As long as the Medicaid program has existed, people have quietly gone into Medicaid offices and left, never to return because no one in the office spoke their language or because they knew they would never be able to get all the documents required on the list. We could never quantify the number of eligible but uninsured New Yorkers who never even try to apply for public coverage because they hear the talk on the street about how you have to bare your soul -- from who and where your child’s father is, to how you pay your rent, to whether you feel guilty about using alcohol and drugs. We’ll never know the stories of all those who just don’t want to put a friend or family member at risk by revealing on the application that they are doubled up in a room without the landlord’s knowledge or living with an undocumented relative.

With DRM, low income New Yorkers in need of health insurance were not afraid or discouraged from coming out to apply. They were visible in the lines that wrapped around HRA offices and in the magnitude of the DRM enrollment numbers. Unlike those who came before them, we noticed when the DRM population was unable to make it through the complexity of the “normal” enrollment process. Their reasons are no different from the scores who have been invisible in the past and who will remain invisible in the future unless this system changes.

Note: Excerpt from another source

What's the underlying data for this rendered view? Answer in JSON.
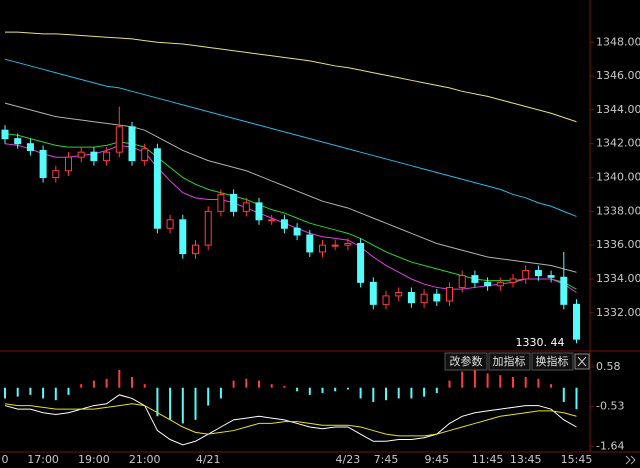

Just as there are multiple reasons within the lives of applicants that they cannot make it through the enrollment process or never even try, there are chronic problems within the system itself that kept people from successfully transitioning. Computer glitches, data entry errors, notices and cards that never arrived in the mail, and a myriad of other snafus that you could not even make up if you tried, kept people from transitioning. These mix-ups occurred despite the best of everyone’s intentions at the city and state. The fundamental problem is the underlying complexity of the system, and until it is simplified, people will continue to lose or never secure the health coverage they need.

FHP Implementation

I want to end with a few words about Family Health Plus implementation. We are now almost a year into FHP enrollment here in the city and the biggest problem we face are the delays from application to activation of coverage. On average, it is taking between 2 and 5 months, and often much more, from the time a person completes an application until she has a Family Health Plus card. These delays are the result of an enrollment system that hinges on a whole series of interfaces between HRA, Maximus, the state, and the managed care plans. Even in the best-case scenario, when all of these connections are made without a hitch, a 2 to 3 month wait can be expected. More often than not, some snag is hit along the way setting off a wait for 4, 5, 6 or more months.

None of the problems that I have described today are unfixable. We saw through DRM that where there is a will, there is a way to offer public health coverage simply and immediately. The real question is whether we have the will to do so. We are talking about the health of low income New Yorkers. We are talking about their ability to receive regular check-ups, get their blood pressure and asthma medications, have disease diagnosed at the earliest stage possible, and receive treatment for chronic and disabling illnesses. The blinding complexity of our enrollment system allows us to forget that that is what is at stake. If the political will exists to make the health of uninsured New Yorkers a priority, then the resources and brainpower that currently go into managing the complexity of our current system should be redirected to figuring out how to make it actually work.

Thank you again for the opportunity to testify at this important hearing.